Ashley Judd is recovering after injuring her leg in a “massive and catastrophic” accident in the Democratic Republic of the Congo.
The actress, 52, joined an Instagram Live with The New York Times’ Nicholas Kristof on Friday from a South African intensive care unit that took her from Congo, where she broke her leg in four places and suffered nerve damage after falling in the rainforest.
“I am very in love, I am very compassionate and I am very grateful,” she said.
Judd traveled to Congo, a country she said she visits twice a year, to search for “endangered” bonobo monkeys.
The morning of the accident, she and a few trackers headed for the rainforest around 4.30am. She said her headlamp “was not working properly”, explaining that she had tripped over a fallen tree.
“As I broke my leg, I knew it was breaking,” she said, adding, “What happened next was incredibly painful 55 hours.
Judd said she lay on the rainforest floor with a “badly deformed leg” for five hours “biting my stick”, “screaming like a wild animal” and “going in shock” at the pain.
After a colleague from the camp arrived to hand over her bones, her “Congolese brothers” carried her out of the rainforest in a hammock for an hour and a half, she said.

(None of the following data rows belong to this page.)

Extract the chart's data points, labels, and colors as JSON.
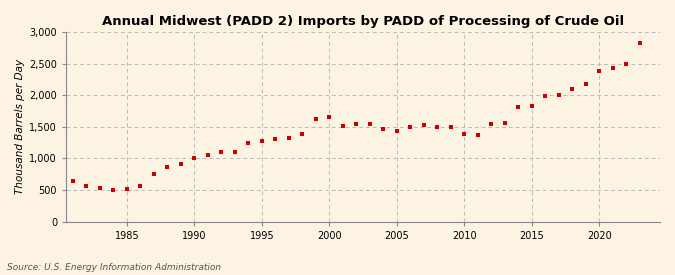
{
  "title": "Annual Midwest (PADD 2) Imports by PADD of Processing of Crude Oil",
  "ylabel": "Thousand Barrels per Day",
  "source": "Source: U.S. Energy Information Administration",
  "background_color": "#fdf3e3",
  "marker_color": "#cc0000",
  "grid_color": "#bbbbbb",
  "spine_color": "#888888",
  "ylim": [
    0,
    3000
  ],
  "yticks": [
    0,
    500,
    1000,
    1500,
    2000,
    2500,
    3000
  ],
  "xlim": [
    1980.5,
    2024.5
  ],
  "xticks": [
    1985,
    1990,
    1995,
    2000,
    2005,
    2010,
    2015,
    2020
  ],
  "years": [
    1981,
    1982,
    1983,
    1984,
    1985,
    1986,
    1987,
    1988,
    1989,
    1990,
    1991,
    1992,
    1993,
    1994,
    1995,
    1996,
    1997,
    1998,
    1999,
    2000,
    2001,
    2002,
    2003,
    2004,
    2005,
    2006,
    2007,
    2008,
    2009,
    2010,
    2011,
    2012,
    2013,
    2014,
    2015,
    2016,
    2017,
    2018,
    2019,
    2020,
    2021,
    2022,
    2023
  ],
  "values": [
    650,
    560,
    530,
    500,
    510,
    560,
    760,
    860,
    920,
    1000,
    1060,
    1110,
    1110,
    1240,
    1270,
    1300,
    1330,
    1390,
    1620,
    1650,
    1510,
    1540,
    1550,
    1470,
    1440,
    1500,
    1530,
    1500,
    1500,
    1390,
    1370,
    1540,
    1560,
    1820,
    1830,
    1990,
    2000,
    2100,
    2180,
    2390,
    2430,
    2500,
    2820
  ]
}
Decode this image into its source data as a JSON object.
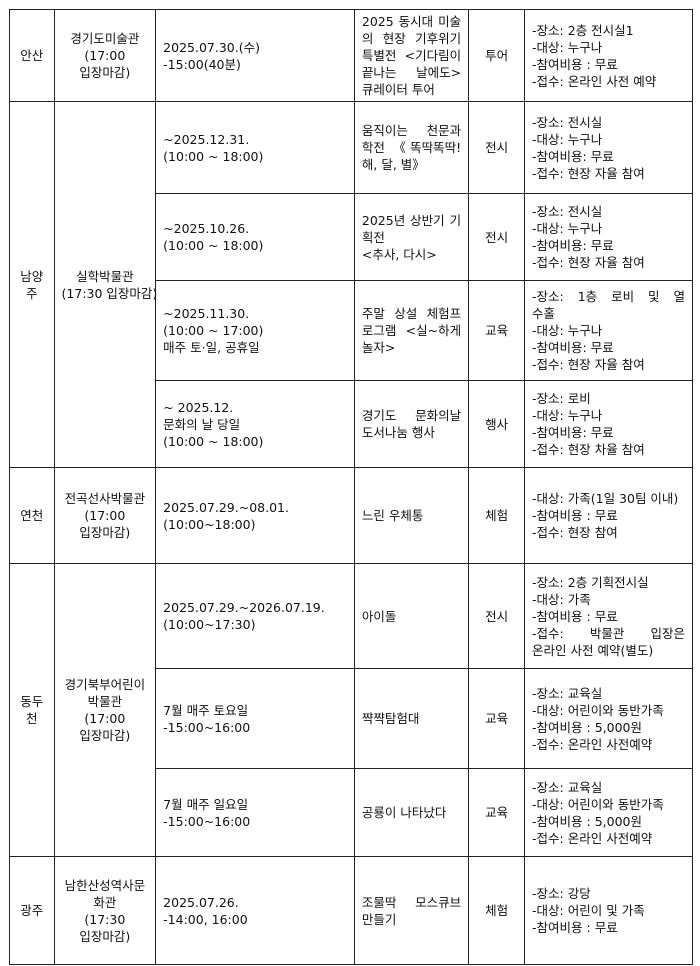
{
  "table": {
    "groups": [
      {
        "region": "안산",
        "venue": [
          "경기도미술관",
          "(17:00",
          "입장마감)"
        ],
        "rows": [
          {
            "date": [
              "2025.07.30.(수)",
              "-15:00(40분)"
            ],
            "program": [
              "2025 동시대 미술",
              "의 현장 기후위기",
              "특별전 <기다림이",
              "끝나는 날에도>",
              "큐레이터 투어"
            ],
            "type": "투어",
            "details": [
              "-장소: 2층 전시실1",
              "-대상: 누구나",
              "-참여비용 : 무료",
              "-접수: 온라인 사전 예약"
            ]
          }
        ]
      },
      {
        "region": "남양주",
        "venue": [
          "실학박물관",
          "(17:30 입장마감)"
        ],
        "rows": [
          {
            "date": [
              "~2025.12.31.",
              "(10:00 ~ 18:00)"
            ],
            "program": [
              "움직이는 천문과",
              "학전 《똑딱똑딱!",
              "해, 달, 별》"
            ],
            "type": "전시",
            "details": [
              "-장소: 전시실",
              "-대상: 누구나",
              "-참여비용: 무료",
              "-접수: 현장 자율 참여"
            ]
          },
          {
            "date": [
              "~2025.10.26.",
              "(10:00 ~ 18:00)"
            ],
            "program": [
              "2025년 상반기 기",
              "획전",
              "<추사, 다시>"
            ],
            "type": "전시",
            "details": [
              "-장소: 전시실",
              "-대상: 누구나",
              "-참여비용: 무료",
              "-접수: 현장 자율 참여"
            ]
          },
          {
            "date": [
              "~2025.11.30.",
              "(10:00 ~ 17:00)",
              "매주 토·일, 공휴일"
            ],
            "program": [
              "주말 상설 체험프",
              "로그램 <실~하게",
              "놀자>"
            ],
            "type": "교육",
            "details": [
              "-장소: 1층 로비 및 열",
              "수홀",
              "-대상: 누구나",
              "-참여비용: 무료",
              "-접수: 현장 자율 참여"
            ]
          },
          {
            "date": [
              "~ 2025.12.",
              "문화의 날 당일",
              "(10:00 ~ 18:00)"
            ],
            "program": [
              "경기도 문화의날",
              "도서나눔 행사"
            ],
            "type": "행사",
            "details": [
              "-장소: 로비",
              "-대상: 누구나",
              "-참여비용: 무료",
              "-접수: 현장 차율 참여"
            ]
          }
        ]
      },
      {
        "region": "연천",
        "venue": [
          "전곡선사박물관",
          "(17:00",
          "입장마감)"
        ],
        "rows": [
          {
            "date": [
              "2025.07.29.~08.01.",
              "(10:00~18:00)"
            ],
            "program": [
              "느린 우체통"
            ],
            "type": "체험",
            "details": [
              "-대상: 가족(1일 30팀 이내)",
              "-참여비용 : 무료",
              "-접수: 현장 참여"
            ]
          }
        ]
      },
      {
        "region": "동두천",
        "venue": [
          "경기북부어린이",
          "박물관",
          "(17:00",
          "입장마감)"
        ],
        "rows": [
          {
            "date": [
              "2025.07.29.~2026.07.19.",
              "(10:00~17:30)"
            ],
            "program": [
              "아이돌"
            ],
            "type": "전시",
            "details": [
              "-장소: 2층 기획전시실",
              "-대상: 가족",
              "-참여비용 : 무료",
              "-접수: 박물관 입장은",
              "온라인 사전 예약(별도)"
            ]
          },
          {
            "date": [
              "7월 매주 토요일",
              "-15:00~16:00"
            ],
            "program": [
              "쨕쨕탐험대"
            ],
            "type": "교육",
            "details": [
              "-장소: 교육실",
              "-대상: 어린이와 동반가족",
              "-참여비용 : 5,000원",
              "-접수: 온라인 사전예약"
            ]
          },
          {
            "date": [
              "7월 매주 일요일",
              "-15:00~16:00"
            ],
            "program": [
              "공룡이 나타났다"
            ],
            "type": "교육",
            "details": [
              "-장소: 교육실",
              "-대상: 어린이와 동반가족",
              "-참여비용 : 5,000원",
              "-접수: 온라인 사전예약"
            ]
          }
        ]
      },
      {
        "region": "광주",
        "venue": [
          "남한산성역사문",
          "화관",
          "(17:30",
          "입장마감)"
        ],
        "rows": [
          {
            "date": [
              "2025.07.26.",
              "-14:00, 16:00"
            ],
            "program": [
              "조물딱 모스큐브",
              "만들기"
            ],
            "type": "체험",
            "details": [
              "-장소: 강당",
              "-대상: 어린이 및 가족",
              "-참여비용 : 무료"
            ]
          }
        ]
      }
    ]
  }
}
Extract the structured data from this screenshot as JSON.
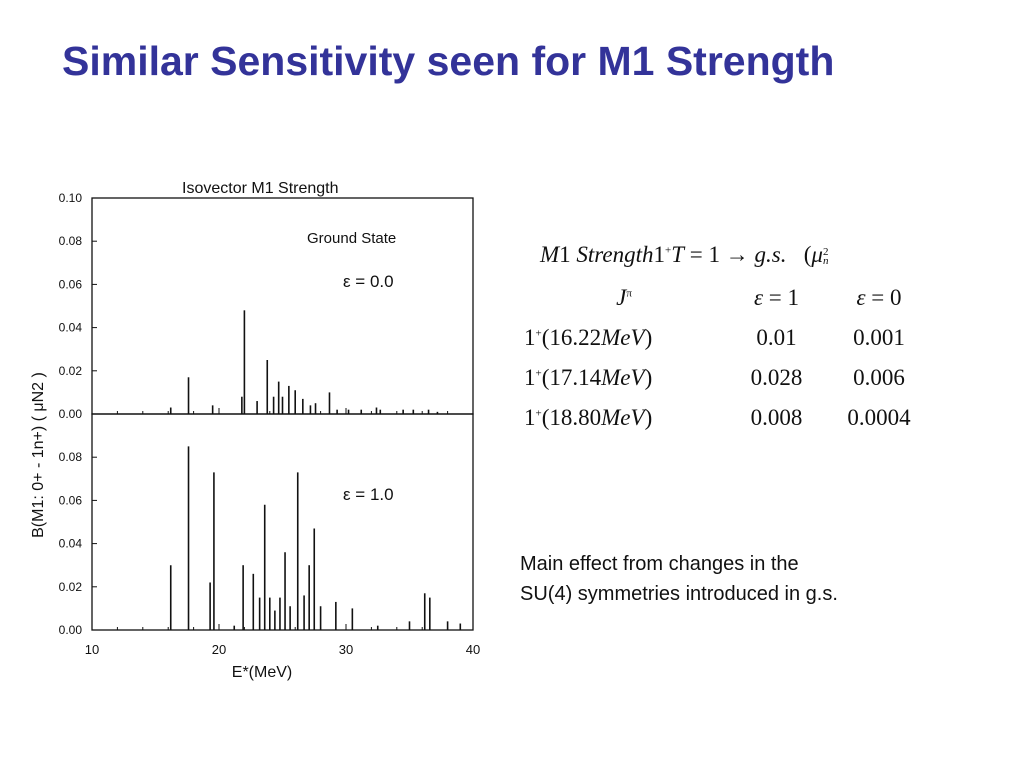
{
  "slide": {
    "title": "Similar Sensitivity seen for M1 Strength",
    "note_line1": "Main effect from changes in the",
    "note_line2": "SU(4) symmetries introduced in g.s.",
    "title_color": "#333399"
  },
  "chart_data": [
    {
      "type": "bar",
      "title": "Isovector M1 Strength",
      "subtitle": "Ground State",
      "annotation": "ε = 0.0",
      "ylabel": "B(M1: 0+ - 1n+) ( μN2 )",
      "xlabel": "E*(MeV)",
      "xlim": [
        10,
        40
      ],
      "ylim": [
        0,
        0.1
      ],
      "yticks": [
        "0.00",
        "0.02",
        "0.04",
        "0.06",
        "0.08",
        "0.10"
      ],
      "x": [
        16.2,
        17.6,
        19.5,
        21.8,
        22.0,
        23.0,
        23.8,
        24.3,
        24.7,
        25.0,
        25.5,
        26.0,
        26.6,
        27.2,
        27.6,
        28.7,
        29.3,
        30.2,
        31.2,
        32.4,
        32.7,
        34.5,
        35.3,
        36.5,
        37.2
      ],
      "values": [
        0.003,
        0.017,
        0.004,
        0.008,
        0.048,
        0.006,
        0.025,
        0.008,
        0.015,
        0.008,
        0.013,
        0.011,
        0.007,
        0.004,
        0.005,
        0.01,
        0.002,
        0.002,
        0.002,
        0.003,
        0.002,
        0.002,
        0.002,
        0.002,
        0.001
      ]
    },
    {
      "type": "bar",
      "annotation": "ε = 1.0",
      "xlabel": "E*(MeV)",
      "xticks": [
        "10",
        "20",
        "30",
        "40"
      ],
      "xlim": [
        10,
        40
      ],
      "ylim": [
        0,
        0.1
      ],
      "yticks": [
        "0.00",
        "0.02",
        "0.04",
        "0.06",
        "0.08"
      ],
      "x": [
        16.2,
        17.6,
        19.3,
        19.6,
        21.2,
        21.9,
        22.7,
        23.2,
        23.6,
        24.0,
        24.4,
        24.8,
        25.2,
        25.6,
        26.2,
        26.7,
        27.1,
        27.5,
        28.0,
        29.2,
        30.5,
        32.5,
        35.0,
        36.2,
        36.6,
        38.0,
        39.0
      ],
      "values": [
        0.03,
        0.085,
        0.022,
        0.073,
        0.002,
        0.03,
        0.026,
        0.015,
        0.058,
        0.015,
        0.009,
        0.015,
        0.036,
        0.011,
        0.073,
        0.016,
        0.03,
        0.047,
        0.011,
        0.013,
        0.01,
        0.002,
        0.004,
        0.017,
        0.015,
        0.004,
        0.003
      ]
    }
  ],
  "table": {
    "header": {
      "m1": "M",
      "one": "1",
      "strength": "Strength",
      "jp": "1",
      "jp_sup": "+",
      "tpart": "T",
      "eq": "= 1 →",
      "gs": "g.s.",
      "unit_open": "(",
      "mu": "μ",
      "mu_sup": "2",
      "mu_sub": "n"
    },
    "columns": {
      "j": "J",
      "j_sup": "π",
      "eps1_sym": "ε",
      "eps1_val": "= 1",
      "eps0_sym": "ε",
      "eps0_val": "= 0"
    },
    "rows": [
      {
        "state": "1",
        "sup": "+",
        "energy": "(16.22",
        "unit": "MeV",
        "close": ")",
        "eps1": "0.01",
        "eps0": "0.001"
      },
      {
        "state": "1",
        "sup": "+",
        "energy": "(17.14",
        "unit": "MeV",
        "close": ")",
        "eps1": "0.028",
        "eps0": "0.006"
      },
      {
        "state": "1",
        "sup": "+",
        "energy": "(18.80",
        "unit": "MeV",
        "close": ")",
        "eps1": "0.008",
        "eps0": "0.0004"
      }
    ]
  }
}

Judd said she then embarked on a six-hour motorcycle ride, during which she had to “physically hold the upper part of my broken shin together”.
Reflecting on her ability to pay people to transport her to various places, Judd recognized her privilege.
“Another Congolese person, that would have been the end of their options,” she said, explaining that they would probably have stayed in one of the ancestral villages for treatment. “It would have been the end of their leg and probably the end of their life.”
She spent the night in a cabin before leaving for the capital Kinshasa by bush plane. She stayed there for 24 hours before eventually traveling to South Africa for medical treatment.
Judd said his right foot was currently “lame” and his nerve would take a long time to heal. However, she said she was convinced she would walk again with “intensive physical therapy.”
After the accident, Judd told her Instagram followers that she “almost lost her leg.”
“I am a desert woman, as you know. Accidents happen,” she wrote.
Judd used his experience to draw attention to “what it means to be Congolese in extreme poverty, with no access to health care, no pain medication, any type of service or choice.”